Streamer finder

A tool to find content creators who played games from a list.

Description

I built this tool to easily find content creators from Twitch and YouTube who could play my games.

It takes as inputs a list of games (plus the sullygnome data for those games), and returns a csv file with a row for each streamer who played any of those games on Twitch or YouTube and some statistics like the number of stream hours, average viewers, list of the games played, … It does not automatically get the emails of those content creators, that has to be done manually (or outsourced to fiverr).

Internally, it queries the YouTube API for the names of the games, saves the videos and statistics on an internal database, merges the data with Twitch data, and finally processes everything to have analytics at the channel level.

Using the tool

Download the tool and follow these steps:

Populate the keys.csv file

The keys.csv file should contain one YouTube API key per row. The current one won’t work, it’s there as an example of the format of those keys.

5 keys should be enough to get data for 10 games in one go. The tool runs through each key until it reaches the daily limit of queries and jumps through the next. If you’re in a hurry just get more keys.

Here’s how to get your keys (section “How to get an API key” near the top).

Populate the games.csv file

The games.csv contains the names of the games you want to search, one per row. You’ll generally want 5-15 games that are similar to yours. Ideally, they should also be relatively recent (so creators who played them are still relevant) and moderately successful (so they have been already covered by creators). I use gamediscover’s paid tool, but you can use free tools like steamdb.

The names should be the same as on the Twitch folder (next section), although the tool does some fuzzy matching.

The tool sometimes gets results wrong when searching for relatively common words. This is because it’s just searching those names on YouTube and sometimes gets confused. For example, when searching for the game “Shotgun King” I got many results from FPS games.

Populate the Twitch folder

If you want the output file to also have Twitch data, you should populate this folder with the sullygnome files for all the games you’re considering.

Go to sullygnome.com, type the name of the game you want on the search box (top right), click most watched, and select a period of time (I usually go for 365 days). Then click the “csv” button to download the top results. Usually, the first page will be enough, but if it’s a very popular game you can download multiple pages.

Leave those files with their default names and move them to the “twitch” folder.

If you no longer want those games to appear on the tool, you should delete their files.

Run the program

Run the “tkinter_ui.exe” file to run the program. It takes a while to start.

It should import the games file automatically.

Click the “Download YT” button to download the YT data for the games, the program will tell you whether it’s done or not. If you previously downloaded data for a game it will skip it, to fix this you should delete the app.db file (which deletes all data) or use SQLite to delete the rows concerning that game.

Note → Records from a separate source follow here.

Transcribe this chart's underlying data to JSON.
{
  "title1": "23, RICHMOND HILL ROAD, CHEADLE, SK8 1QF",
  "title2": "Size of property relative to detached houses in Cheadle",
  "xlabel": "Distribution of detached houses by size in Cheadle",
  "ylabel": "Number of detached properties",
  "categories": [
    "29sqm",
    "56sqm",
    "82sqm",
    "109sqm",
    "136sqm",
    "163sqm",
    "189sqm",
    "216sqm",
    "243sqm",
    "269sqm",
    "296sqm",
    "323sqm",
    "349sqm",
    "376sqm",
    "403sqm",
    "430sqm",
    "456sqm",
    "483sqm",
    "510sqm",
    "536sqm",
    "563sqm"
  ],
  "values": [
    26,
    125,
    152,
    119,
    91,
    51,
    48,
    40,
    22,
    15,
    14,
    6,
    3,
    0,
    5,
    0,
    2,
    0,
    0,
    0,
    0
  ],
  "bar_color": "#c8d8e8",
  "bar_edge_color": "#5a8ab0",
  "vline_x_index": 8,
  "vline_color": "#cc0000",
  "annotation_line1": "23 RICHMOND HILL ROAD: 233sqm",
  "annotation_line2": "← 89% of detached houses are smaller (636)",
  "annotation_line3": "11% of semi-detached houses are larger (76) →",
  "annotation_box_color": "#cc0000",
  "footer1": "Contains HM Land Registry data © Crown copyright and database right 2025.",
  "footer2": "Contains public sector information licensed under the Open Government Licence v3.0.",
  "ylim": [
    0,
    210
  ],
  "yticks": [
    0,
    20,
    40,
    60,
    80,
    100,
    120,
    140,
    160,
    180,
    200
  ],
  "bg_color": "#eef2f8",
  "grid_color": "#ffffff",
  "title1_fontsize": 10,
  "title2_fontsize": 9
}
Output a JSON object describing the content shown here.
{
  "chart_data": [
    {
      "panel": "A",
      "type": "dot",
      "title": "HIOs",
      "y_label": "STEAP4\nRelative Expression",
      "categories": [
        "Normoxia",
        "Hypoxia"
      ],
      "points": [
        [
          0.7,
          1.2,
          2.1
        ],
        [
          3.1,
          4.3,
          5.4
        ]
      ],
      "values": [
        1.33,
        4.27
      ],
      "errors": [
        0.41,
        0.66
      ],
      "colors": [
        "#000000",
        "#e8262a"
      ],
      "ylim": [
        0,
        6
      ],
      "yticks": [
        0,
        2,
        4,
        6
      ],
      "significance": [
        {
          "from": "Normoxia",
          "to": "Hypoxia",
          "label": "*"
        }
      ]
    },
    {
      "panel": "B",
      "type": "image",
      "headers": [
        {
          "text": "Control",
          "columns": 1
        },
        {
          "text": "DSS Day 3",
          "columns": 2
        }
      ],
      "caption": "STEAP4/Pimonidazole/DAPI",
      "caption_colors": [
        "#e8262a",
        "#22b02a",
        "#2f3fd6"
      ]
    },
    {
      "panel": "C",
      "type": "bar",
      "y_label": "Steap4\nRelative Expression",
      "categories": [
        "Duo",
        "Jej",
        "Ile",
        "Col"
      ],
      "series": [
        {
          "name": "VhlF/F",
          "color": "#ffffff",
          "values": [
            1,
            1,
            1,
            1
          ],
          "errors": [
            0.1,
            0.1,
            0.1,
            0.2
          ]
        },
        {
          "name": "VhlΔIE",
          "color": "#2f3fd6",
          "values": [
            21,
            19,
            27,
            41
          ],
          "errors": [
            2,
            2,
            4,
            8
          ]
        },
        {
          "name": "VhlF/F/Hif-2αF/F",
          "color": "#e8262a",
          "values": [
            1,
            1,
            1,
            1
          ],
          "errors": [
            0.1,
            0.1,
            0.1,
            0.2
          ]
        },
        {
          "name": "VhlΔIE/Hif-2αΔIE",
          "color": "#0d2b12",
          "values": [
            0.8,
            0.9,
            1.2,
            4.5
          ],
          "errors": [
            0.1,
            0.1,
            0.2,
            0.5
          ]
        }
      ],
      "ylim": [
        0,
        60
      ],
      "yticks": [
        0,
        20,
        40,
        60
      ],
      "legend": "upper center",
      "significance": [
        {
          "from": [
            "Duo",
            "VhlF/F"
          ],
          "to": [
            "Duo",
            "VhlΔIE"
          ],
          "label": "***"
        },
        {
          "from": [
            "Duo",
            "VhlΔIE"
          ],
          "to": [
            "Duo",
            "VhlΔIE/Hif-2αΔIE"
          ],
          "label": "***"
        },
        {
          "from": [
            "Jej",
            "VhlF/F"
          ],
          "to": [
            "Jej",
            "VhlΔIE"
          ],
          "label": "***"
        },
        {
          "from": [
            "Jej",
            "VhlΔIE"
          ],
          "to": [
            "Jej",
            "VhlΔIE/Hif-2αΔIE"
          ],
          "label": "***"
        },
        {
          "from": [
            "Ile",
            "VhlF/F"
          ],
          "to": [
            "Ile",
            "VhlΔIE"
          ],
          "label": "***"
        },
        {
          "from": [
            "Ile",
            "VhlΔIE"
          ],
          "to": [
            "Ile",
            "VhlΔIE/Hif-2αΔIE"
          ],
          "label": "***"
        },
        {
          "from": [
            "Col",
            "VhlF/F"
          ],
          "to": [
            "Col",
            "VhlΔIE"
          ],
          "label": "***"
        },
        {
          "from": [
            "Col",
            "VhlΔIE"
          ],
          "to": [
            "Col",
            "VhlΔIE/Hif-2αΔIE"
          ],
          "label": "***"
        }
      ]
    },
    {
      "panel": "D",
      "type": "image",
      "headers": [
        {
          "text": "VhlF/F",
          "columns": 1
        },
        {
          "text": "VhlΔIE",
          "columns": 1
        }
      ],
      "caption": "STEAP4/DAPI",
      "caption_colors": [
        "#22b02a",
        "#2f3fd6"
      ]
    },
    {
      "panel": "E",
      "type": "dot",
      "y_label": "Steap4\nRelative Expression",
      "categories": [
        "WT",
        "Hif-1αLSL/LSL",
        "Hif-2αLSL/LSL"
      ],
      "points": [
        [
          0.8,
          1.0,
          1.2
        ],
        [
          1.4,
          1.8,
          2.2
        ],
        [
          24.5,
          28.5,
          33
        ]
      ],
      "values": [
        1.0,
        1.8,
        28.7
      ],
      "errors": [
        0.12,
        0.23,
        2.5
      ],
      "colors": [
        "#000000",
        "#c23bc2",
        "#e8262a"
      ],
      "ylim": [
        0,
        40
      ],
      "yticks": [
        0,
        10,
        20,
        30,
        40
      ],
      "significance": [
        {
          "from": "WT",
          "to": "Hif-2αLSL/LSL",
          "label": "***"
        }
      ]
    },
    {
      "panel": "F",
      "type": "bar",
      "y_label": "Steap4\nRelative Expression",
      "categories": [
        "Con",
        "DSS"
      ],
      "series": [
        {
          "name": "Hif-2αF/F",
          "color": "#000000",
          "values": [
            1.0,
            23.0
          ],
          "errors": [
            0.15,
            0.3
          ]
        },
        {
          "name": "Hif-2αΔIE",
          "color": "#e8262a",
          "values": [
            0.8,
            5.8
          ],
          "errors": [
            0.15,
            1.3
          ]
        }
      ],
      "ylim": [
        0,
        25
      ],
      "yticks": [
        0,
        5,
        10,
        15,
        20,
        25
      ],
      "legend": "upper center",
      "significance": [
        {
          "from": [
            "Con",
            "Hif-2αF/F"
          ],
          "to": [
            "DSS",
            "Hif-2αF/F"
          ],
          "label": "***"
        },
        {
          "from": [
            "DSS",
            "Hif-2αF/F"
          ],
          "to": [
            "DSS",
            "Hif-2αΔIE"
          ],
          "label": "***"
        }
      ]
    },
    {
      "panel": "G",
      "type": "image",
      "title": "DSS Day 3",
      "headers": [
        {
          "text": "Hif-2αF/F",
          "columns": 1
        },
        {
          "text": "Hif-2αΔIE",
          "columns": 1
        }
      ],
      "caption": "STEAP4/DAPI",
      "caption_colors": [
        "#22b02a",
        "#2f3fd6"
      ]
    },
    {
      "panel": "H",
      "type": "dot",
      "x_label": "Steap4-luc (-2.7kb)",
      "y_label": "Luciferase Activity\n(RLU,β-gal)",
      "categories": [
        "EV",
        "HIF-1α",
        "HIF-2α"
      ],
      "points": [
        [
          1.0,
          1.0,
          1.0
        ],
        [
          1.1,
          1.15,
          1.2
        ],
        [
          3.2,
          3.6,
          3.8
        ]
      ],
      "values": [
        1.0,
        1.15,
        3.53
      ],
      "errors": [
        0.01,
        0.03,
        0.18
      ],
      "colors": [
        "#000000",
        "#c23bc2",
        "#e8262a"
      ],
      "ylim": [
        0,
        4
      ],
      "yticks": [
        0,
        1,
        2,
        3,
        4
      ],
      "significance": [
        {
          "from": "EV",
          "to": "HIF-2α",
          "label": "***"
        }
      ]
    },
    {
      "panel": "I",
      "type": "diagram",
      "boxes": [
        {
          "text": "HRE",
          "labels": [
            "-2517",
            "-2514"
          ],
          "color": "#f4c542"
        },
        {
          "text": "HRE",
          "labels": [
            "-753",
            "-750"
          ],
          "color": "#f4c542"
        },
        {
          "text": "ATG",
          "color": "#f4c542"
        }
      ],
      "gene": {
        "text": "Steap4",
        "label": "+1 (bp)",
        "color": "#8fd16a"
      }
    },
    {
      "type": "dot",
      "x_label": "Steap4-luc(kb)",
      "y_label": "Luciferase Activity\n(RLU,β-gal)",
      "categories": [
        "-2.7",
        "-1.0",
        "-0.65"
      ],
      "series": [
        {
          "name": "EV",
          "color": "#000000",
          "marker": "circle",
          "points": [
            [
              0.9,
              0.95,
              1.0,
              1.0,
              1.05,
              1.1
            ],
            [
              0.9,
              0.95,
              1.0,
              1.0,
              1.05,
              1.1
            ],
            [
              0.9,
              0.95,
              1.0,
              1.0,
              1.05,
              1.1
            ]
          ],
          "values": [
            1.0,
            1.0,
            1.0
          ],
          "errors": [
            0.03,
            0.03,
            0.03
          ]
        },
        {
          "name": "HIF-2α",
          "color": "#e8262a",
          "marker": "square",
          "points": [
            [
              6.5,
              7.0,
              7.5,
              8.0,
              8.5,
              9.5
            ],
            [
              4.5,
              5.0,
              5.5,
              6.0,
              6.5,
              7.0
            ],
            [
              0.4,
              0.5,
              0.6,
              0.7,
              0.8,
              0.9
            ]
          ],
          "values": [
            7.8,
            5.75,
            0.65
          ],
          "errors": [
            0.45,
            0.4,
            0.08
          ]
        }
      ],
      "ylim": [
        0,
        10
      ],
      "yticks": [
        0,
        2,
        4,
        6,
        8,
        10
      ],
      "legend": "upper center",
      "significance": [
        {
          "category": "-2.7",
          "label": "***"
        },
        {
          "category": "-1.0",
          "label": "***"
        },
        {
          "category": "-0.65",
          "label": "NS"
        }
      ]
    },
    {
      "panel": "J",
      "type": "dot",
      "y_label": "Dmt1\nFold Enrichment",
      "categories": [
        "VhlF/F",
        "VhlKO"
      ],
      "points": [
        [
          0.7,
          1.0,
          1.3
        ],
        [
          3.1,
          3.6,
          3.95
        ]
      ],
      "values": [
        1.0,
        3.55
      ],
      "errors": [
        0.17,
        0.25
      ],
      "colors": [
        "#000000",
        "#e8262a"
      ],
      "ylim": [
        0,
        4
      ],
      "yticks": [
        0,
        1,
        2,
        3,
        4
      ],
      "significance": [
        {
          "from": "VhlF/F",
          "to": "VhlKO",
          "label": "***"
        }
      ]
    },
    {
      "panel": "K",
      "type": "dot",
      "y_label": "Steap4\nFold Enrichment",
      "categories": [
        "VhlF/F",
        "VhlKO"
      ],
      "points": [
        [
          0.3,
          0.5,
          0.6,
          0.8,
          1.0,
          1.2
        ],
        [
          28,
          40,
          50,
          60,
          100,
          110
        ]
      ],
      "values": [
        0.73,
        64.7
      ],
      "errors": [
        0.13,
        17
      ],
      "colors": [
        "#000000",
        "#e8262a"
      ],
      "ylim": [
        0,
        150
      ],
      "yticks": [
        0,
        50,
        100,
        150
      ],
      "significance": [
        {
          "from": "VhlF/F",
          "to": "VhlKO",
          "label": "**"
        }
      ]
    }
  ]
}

Finally, click the “Create File” button and a “streamer list.csv” file should appear in the same folder. You should be able to easily open that with Excel and sort and filter streamers to find which are more suitable for your game. You may encounter problems with the numeric format but those can be solved within Excel.

Once you decide your list of target streamers, you’ll have to manually collect their emails. If you put those emails on the “streamer emails.csv” file, the tool will add them to the “streamer list.csv” the next time you click the “Create file” button.

Conclusion

I’m not actively developing this tool, as my focus is on making games. I may fix some bugs, but won’t be adding any new features. By the way, the YT API misses some videos that you can easily find manually.